Infrastructure and structural concerns
“What we do know is that we have some issues,” she said, stressing that they are related to infrastructure and structural concerns.
“When we realized the scale of the problem, we tried to find a partner,” she said, specifically for insurance coverage to move to a different building off campus, but that effort was not yet successful.
“The decision was very recent,” Anderson said, “and over the course of the academic year the college will try to resolve the issue.” “It’s a sad situation. We are looking at what we can do this year,” but not with the goal of reopening schools during the 2023-2024 school year.
She said parents were notified of the decision to close the facility on August 21 or 22.
Regarding students who might experience displacement, Anderson said, “We don’t actually have real enrollment numbers yet for the fall semester. Historically, we’ve totaled 40 students or less” between morning and afternoon sessions.
Solutions required for employees and facilities
Anderson said the nursery staff consists of one principal and five part-time teachers, noting that “we are working with the staff directly on the plan for this year.”
The college statement said information regarding the current Westminster Presbyterian Church site remains incomplete, noting that no “fast track to open this fall, while maintaining compliance” has been found.
According to the college’s statement, “The hope is that a solution will be found during this year.” The statement also said that the college is “working toward a solution for our dedicated staff who have cared for our young students for decades and guided them on paths of creativity.”
Other options for families
Families have other options in the area between public and private preschools to enroll their students. Just one example is the Worcester City Schools Early Learning Center on Grant Street attached to Cornerstone Elementary School.
“We are sorry to hear that Worcester Pre-School has had to close,” Worcester Superintendent Gabe Tudor said in an email.
He said the 4-year-old classes at the English Language Center had space available, but there was a waiting list for the 3-year-old classes.
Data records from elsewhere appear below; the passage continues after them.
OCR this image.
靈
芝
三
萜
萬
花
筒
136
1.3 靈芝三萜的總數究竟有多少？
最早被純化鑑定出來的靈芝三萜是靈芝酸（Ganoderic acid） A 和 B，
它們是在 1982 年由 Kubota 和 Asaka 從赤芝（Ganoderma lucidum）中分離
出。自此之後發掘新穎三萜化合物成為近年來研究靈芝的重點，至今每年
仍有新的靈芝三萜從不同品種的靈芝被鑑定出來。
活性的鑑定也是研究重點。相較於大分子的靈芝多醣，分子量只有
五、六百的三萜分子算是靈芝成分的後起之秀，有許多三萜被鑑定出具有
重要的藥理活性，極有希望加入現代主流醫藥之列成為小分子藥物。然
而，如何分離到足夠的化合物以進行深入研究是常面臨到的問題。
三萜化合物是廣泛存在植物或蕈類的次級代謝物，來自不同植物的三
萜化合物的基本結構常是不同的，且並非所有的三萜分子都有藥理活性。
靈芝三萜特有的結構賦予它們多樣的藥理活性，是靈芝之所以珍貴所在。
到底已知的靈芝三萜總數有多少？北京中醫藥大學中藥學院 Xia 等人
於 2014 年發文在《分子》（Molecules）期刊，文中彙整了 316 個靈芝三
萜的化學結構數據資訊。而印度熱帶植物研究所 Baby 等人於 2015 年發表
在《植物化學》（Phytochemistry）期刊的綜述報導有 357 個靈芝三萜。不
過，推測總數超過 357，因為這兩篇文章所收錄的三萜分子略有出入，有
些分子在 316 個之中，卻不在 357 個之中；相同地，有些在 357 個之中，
Families interested in enrolling or joining a waitlist can find information under final forms on the Wooster City Schools website.
Through the Child Find program, the Tri-County Education Service Center is mandated to conduct a process to “identify, assess and identify children with suspected disabilities who may need special education as well as related services,” said Sandy Stapel, superintendent of preschools in Triy County. services.”
Tri-County classrooms also have places available for normally developing children, and there are vacancies at this time in Wooster ELC classrooms.
“Fortunately, other schools in the area were very helpful, and we were able to secure a place on another programme,” Bagel said.
However, she said, the College of Wooster nursery school “holds a special place in our hearts, and we sincerely hope that the College will do all it can to secure its future in the community of Wooster.”